La Direction générale des services numériques de la Commission européenne a publié en octobre 2025 son "Cloud Sovereignty Score", un référentiel administratif désormais intégré aux marchés publics européens de cloud.
Faire de la souveraineté une variable d'achat
Concrètement, le texte fixe des critères selon lesquels l'administration européenne doit évaluer l'aspect souverain des prestataires cloud dans ses appels d'offres. Les fournisseurs doivent atteindre un niveau minimal d'assurance (SEAL, pour Sovereignty Effective Assurance Level) et se verront attribuer un score. Celui-ci est pondéré sur huit axes : la gouvernance, le droit, les données, les opérations, la chaîne d'approvisionnement, la technologie, la sécurité et la durabilité. En d'autres termes, la souveraineté devient une variable d'achat.
Dans le détail, le score est calculé à partir des réponses des prestataires candidats à un questionnaire. Chaque question correspond à un objectif de souveraineté. Chaque réponse est notée, pondérée et agrégée pour produire une note globale, exprimée en pourcentage. Ce score est ensuite intégré dans la grille d'évaluation de l'appel d'offres, au même titre que la note technique, la note financière et la note qualité.
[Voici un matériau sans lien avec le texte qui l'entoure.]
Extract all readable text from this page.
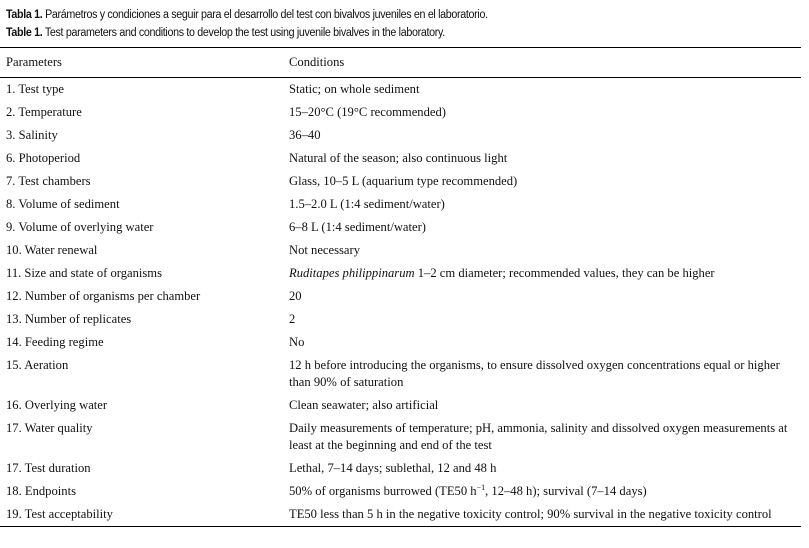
Tabla 1. Parámetros y condiciones a seguir para el desarrollo del test con bivalvos juveniles en el laboratorio.
Table 1. Test parameters and conditions to develop the test using juvenile bivalves in the laboratory.
Parameters	Conditions
1. Test type	Static; on whole sediment
2. Temperature	15–20°C (19°C recommended)
3. Salinity	36–40
6. Photoperiod	Natural of the season; also continuous light
7. Test chambers	Glass, 10–5 L (aquarium type recommended)
8. Volume of sediment	1.5–2.0 L (1:4 sediment/water)
9. Volume of overlying water	6–8 L (1:4 sediment/water)
10. Water renewal	Not necessary
11. Size and state of organisms	Ruditapes philippinarum 1–2 cm diameter; recommended values, they can be higher
12. Number of organisms per chamber	20
13. Number of replicates	2
14. Feeding regime	No
15. Aeration	12 h before introducing the organisms, to ensure dissolved oxygen concentrations equal or higher than 90% of saturation
16. Overlying water	Clean seawater; also artificial
17. Water quality	Daily measurements of temperature; pH, ammonia, salinity and dissolved oxygen measurements at least at the beginning and end of the test
17. Test duration	Lethal, 7–14 days; sublethal, 12 and 48 h
18. Endpoints	50% of organisms burrowed (TE50 $h^{-1}$, 12–48 h); survival (7–14 days)
19. Test acceptability	TE50 less than 5 h in the negative toxicity control; 90% survival in the negative toxicity control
La souveraineté représente ainsi jusqu'à 15% à 20% du score total attribué au fournisseur.
Un effet d'entraînement pour les Etats membres et le privé
Même s'il n'est pas juridiquement contraignant pour eux, le Cloud Sovereignty Score est recommandé aux administrations nationales qui bénéficient de financements européens. La Commission européenne incite ainsi les Etats membres à reprendre la même grille d'évaluation pour leurs propres achats publics, afin d'harmoniser la demande.
Le cadre est aussi susceptible d'avoir un effet d'entraînement sur le secteur privé. Les entreprises ont intérêt à suivre de près ces critères, qui pourraient devenir un standard dans les appels d'offre.
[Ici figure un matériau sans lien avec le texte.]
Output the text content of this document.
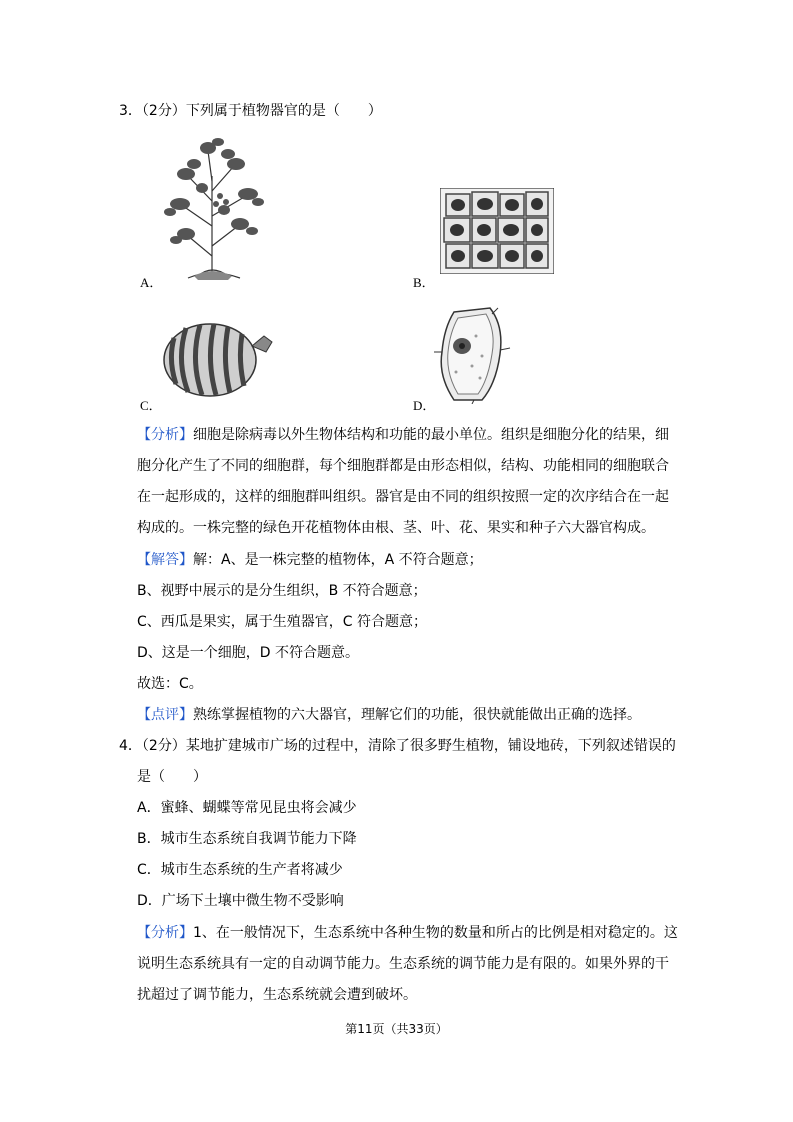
3．（2分）下列属于植物器官的是（　　）
A．	B．
C．	D．
【分析】细胞是除病毒以外生物体结构和功能的最小单位。组织是细胞分化的结果，细
胞分化产生了不同的细胞群，每个细胞群都是由形态相似，结构、功能相同的细胞联合
在一起形成的，这样的细胞群叫组织。器官是由不同的组织按照一定的次序结合在一起
构成的。一株完整的绿色开花植物体由根、茎、叶、花、果实和种子六大器官构成。
【解答】解：A、是一株完整的植物体，A 不符合题意；
B、视野中展示的是分生组织，B 不符合题意；
C、西瓜是果实，属于生殖器官，C 符合题意；
D、这是一个细胞，D 不符合题意。
故选：C。
【点评】熟练掌握植物的六大器官，理解它们的功能，很快就能做出正确的选择。
4．（2分）某地扩建城市广场的过程中，清除了很多野生植物，铺设地砖，下列叙述错误的
是（　　）
A．蜜蜂、蝴蝶等常见昆虫将会减少
B．城市生态系统自我调节能力下降
C．城市生态系统的生产者将减少
D．广场下土壤中微生物不受影响
【分析】1、在一般情况下，生态系统中各种生物的数量和所占的比例是相对稳定的。这
说明生态系统具有一定的自动调节能力。生态系统的调节能力是有限的。如果外界的干
扰超过了调节能力，生态系统就会遭到破坏。
第11页（共33页）
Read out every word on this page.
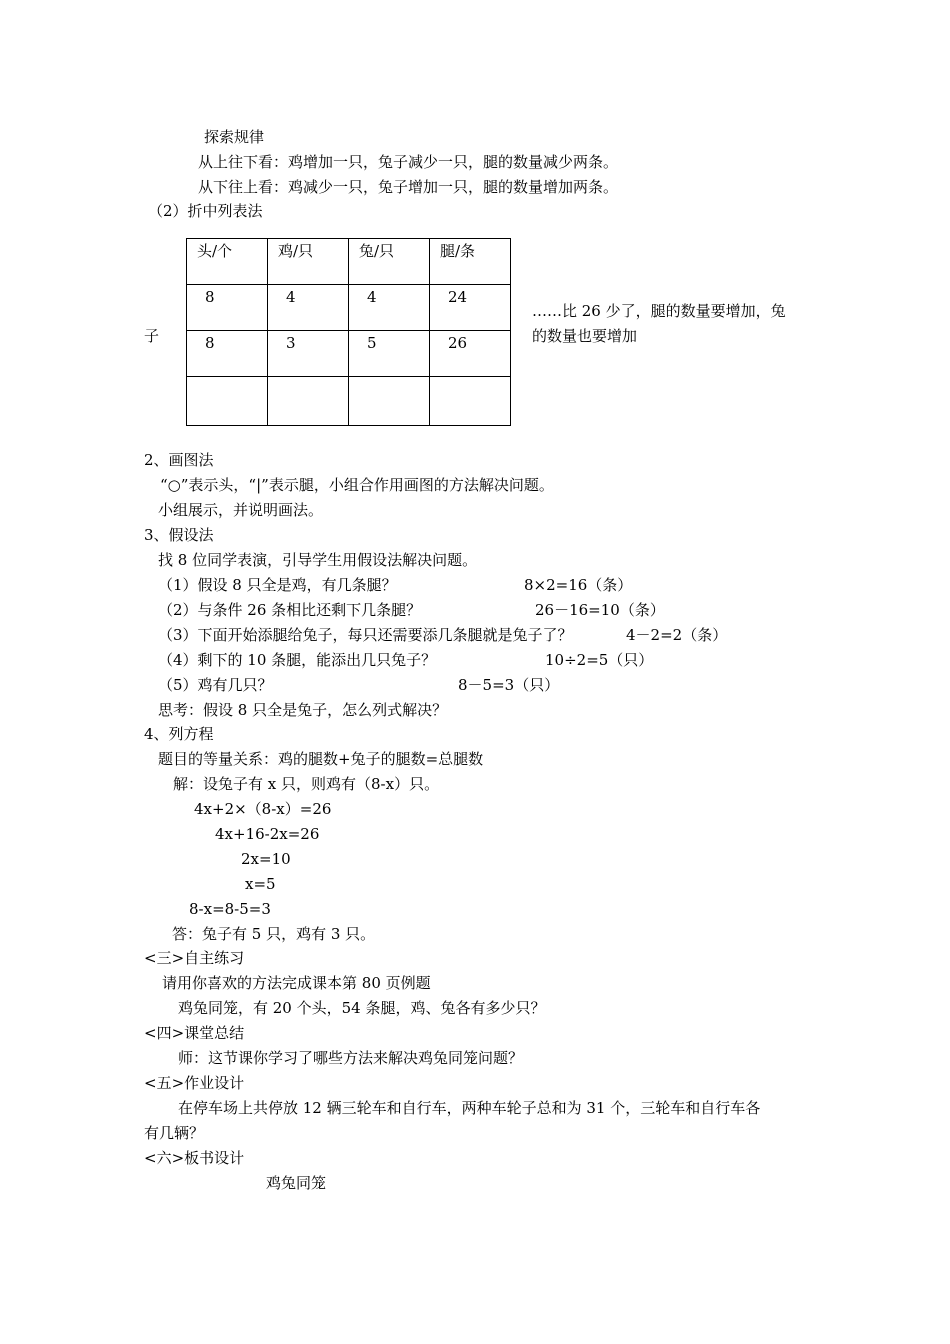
探索规律
从上往下看：鸡增加一只，兔子减少一只，腿的数量减少两条。
从下往上看：鸡减少一只，兔子增加一只，腿的数量增加两条。
（2）折中列表法
头/个	鸡/只	兔/只	腿/条
8	4	4	24
8	3	5	26

子
……比 26 少了，腿的数量要增加，兔
的数量也要增加
2、画图法
“○”表示头，“|”表示腿，小组合作用画图的方法解决问题。
小组展示，并说明画法。
3、假设法
找 8 位同学表演，引导学生用假设法解决问题。
（1）假设 8 只全是鸡，有几条腿？	8×2=16（条）
（2）与条件 26 条相比还剩下几条腿？	26－16=10（条）
（3）下面开始添腿给兔子，每只还需要添几条腿就是兔子了？	4－2=2（条）
（4）剩下的 10 条腿，能添出几只兔子？	10÷2=5（只）
（5）鸡有几只？	8－5=3（只）
思考：假设 8 只全是兔子，怎么列式解决？
4、列方程
题目的等量关系：鸡的腿数+兔子的腿数=总腿数
解：设兔子有 x 只，则鸡有（8-x）只。
4x+2×（8-x）=26
4x+16-2x=26
2x=10
x=5
8-x=8-5=3
答：兔子有 5 只，鸡有 3 只。
<三>自主练习
请用你喜欢的方法完成课本第 80 页例题
鸡兔同笼，有 20 个头，54 条腿，鸡、兔各有多少只？
<四>课堂总结
师：这节课你学习了哪些方法来解决鸡兔同笼问题？
<五>作业设计
在停车场上共停放 12 辆三轮车和自行车，两种车轮子总和为 31 个，三轮车和自行车各
有几辆？
<六>板书设计
鸡兔同笼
Surmonter l'impasse de l'EUCS
Ce cadre découle du blocage sur le schéma européen de certification du cloud (EUCS pour European Union Cybersecurity Certification Scheme for Cloud Services). Issu du Cybersecurity Act, ce schéma vise à harmoniser les labels de cloud computing au niveau européen afin d'éviter une fragmentation du marché.
Alors que le premier projet a été publié en 2020, le schéma européen de certification cloud n'a toujours pas de version définitive. Les Etats membres s'écharpent sur les critères de protection contre les lois extra-territoriales, américaines en premier lieu. La France souhaite, à l'image de son visa SecNumCloud, intégrer des critères exigeants dans le niveau le plus élevé du label tandis que certains pays plaident pour des obligations beaucoup plus souples.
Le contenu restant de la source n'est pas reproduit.